Columns | Locomotif
Why China Still Gets Away
The new Cold War is not a clash of ideas
S Prasannarajan
S Prasannarajan
24 Sep, 2021
THE NEW COLD War is not restrained by nomenclature, and it’s not even defined by geography. Cold War is not the word we can use comfortably to describe the growing tension between China and parts of the world. The West didn’t have the luxury of being awakened by the documented warning from a super diplomat like George Kennan about the radioactive thunder from the East. Nor did we have a George Orwell to imagine a dystopia with Chinese characteristics for us, with Room 101 digitally updated. What we have in abundance are daily headlines on alignments and realignments, new aggressions and veiled appeasements, as China looms over nations rattled and nations indebted as a terrifyingly focused power. We are all in its field of vision, and still making up our minds.

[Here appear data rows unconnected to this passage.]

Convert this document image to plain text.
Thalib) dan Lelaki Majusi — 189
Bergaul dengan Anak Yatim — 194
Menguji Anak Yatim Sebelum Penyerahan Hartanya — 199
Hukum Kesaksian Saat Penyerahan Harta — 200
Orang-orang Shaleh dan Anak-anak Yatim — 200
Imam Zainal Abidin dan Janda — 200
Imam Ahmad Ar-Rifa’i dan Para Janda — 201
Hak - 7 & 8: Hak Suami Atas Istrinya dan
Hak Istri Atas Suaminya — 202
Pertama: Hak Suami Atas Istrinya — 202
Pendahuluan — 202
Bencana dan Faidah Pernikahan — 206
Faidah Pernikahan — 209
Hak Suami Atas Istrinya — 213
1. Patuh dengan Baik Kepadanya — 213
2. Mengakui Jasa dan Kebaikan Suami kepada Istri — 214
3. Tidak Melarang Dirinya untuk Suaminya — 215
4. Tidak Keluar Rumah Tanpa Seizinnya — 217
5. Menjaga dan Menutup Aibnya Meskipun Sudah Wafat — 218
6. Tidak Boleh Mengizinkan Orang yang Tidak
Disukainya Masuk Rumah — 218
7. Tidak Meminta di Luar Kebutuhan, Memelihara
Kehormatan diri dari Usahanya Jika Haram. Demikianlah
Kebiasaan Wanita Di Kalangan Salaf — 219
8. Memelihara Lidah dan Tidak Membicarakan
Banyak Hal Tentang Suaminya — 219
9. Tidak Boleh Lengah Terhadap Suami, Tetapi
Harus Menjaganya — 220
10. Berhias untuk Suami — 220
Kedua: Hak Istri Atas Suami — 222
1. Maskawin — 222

Latest headlines suggest America, dominant on the other side of the divide, has made up its mind after four years of systematic anti-China groundwork by the Trump administration. Even at the risk of alienating one of its oldest European allies, America has formed a new strategic partnership, the subtext of which is the containment of China. India’s own regional importance in a world where the US is a damaged superpower, morally and diplomatically, is conditioned by the fear of China. In the new global politics of the good versus the bad, there is no Iron Curtain separating them. There is no consensus on the nature of the ‘evil’ itself.
This Cold War has little ideological content, and its high-level polemic is balanced by unstated pragmatism. The original one, a classic thriller populated by easily recognisable stereotypes, was a war of ideas. Both ideas were built on freedom—only definitions and means differed. On one side of the Curtain was a system that put the individual, un-programmed by the knowing state, at the centre. On the other side, the individual was not the word that could capture the full meaning of the New Man, a permanent work-in-progress, supervised by the state that followed the Book—and its custodians. In the Soviet model, power was about asserting the superiority of ideology over the corrupting elasticity of liberal values and the free flow of capital. In the democratic model, the free marketplace was a reflection of the politics of choices—not of control. One wanted to outlive the Christian West by building its own heaven on earth, which otherwise only promised injustice. The other kept the windows open to see what was coming up outside, heaven or hell, whatever, and it was your making. The original Cold War had clarity, not just in terms of geography.
China’s ideological system is a hotchpotch. The apparat may still be pure Leninist, but the People’s Republic is not a textbook case of communist totalitarianism. Its evolution, from Mao’s white sheet on which the future is drawn and erased in quick succession and with ruthless precision to Xi’s techno-despotism, is a study in ideological flexibility and a survivor’s ingenuity in tapping into the past. In what could be called social capitalism with Chinese characteristics, Confucius, Marx, Mao and a genetically modified Adam Smith can co-exist, as long as they don’t come in the way of the current leader’s project of making himself the Eternal Helmsman. China’s attitude towards the democratic West is not strictly antagonistic: It has imbibed everything Western except democracy (the dreaded “fifth modernisation”). A deep sense of hurt, dating back to its imperial nationalist glory, powers its paranoia. Its spheres of influence are not purely Soviet either; it has no vassals. It has only potential preys, and it requires policies such as the Belt and Road Initiative to make the hunt easier. And the marketplace—it’s not an adversity; it’s an opportunity.
In the new Cold War, the old playbooks are of little help. The West—or America to be precise—is not fighting China with ideas. It seems to have no problem with China’s abominable human rights record. It sees very little beyond China’s manipulation of the market and its extra-territorial aggression. It may not have a China complex as some Asian countries do, but it cannot let go of this ‘socialist’ state with a ‘capitalist’ hunger. China is the countryside, Mao might have said; China is the marketplace, and that’s the mantra we hear, and the beast behind the glitz, watching every movement, every word, is a domestic matter—and its bad behaviour beyond the border largely goes unpunished. China is a permanent threat, but China is necessary too. Set against China’s sharper, unwavering national interest (achieved through international subterfuge) are its opponents’ short-term responses—part desperation, part pragmatism, but never built on a confident value system. An attitude can’t be a replacement for ideas.
Gogol imagined Russia as a fearsome troika flying through time. The dragon’s race for owning the future the liberal West has taken for granted is less poetic, but it can be contained only by a battle of values the democracies are shying away from.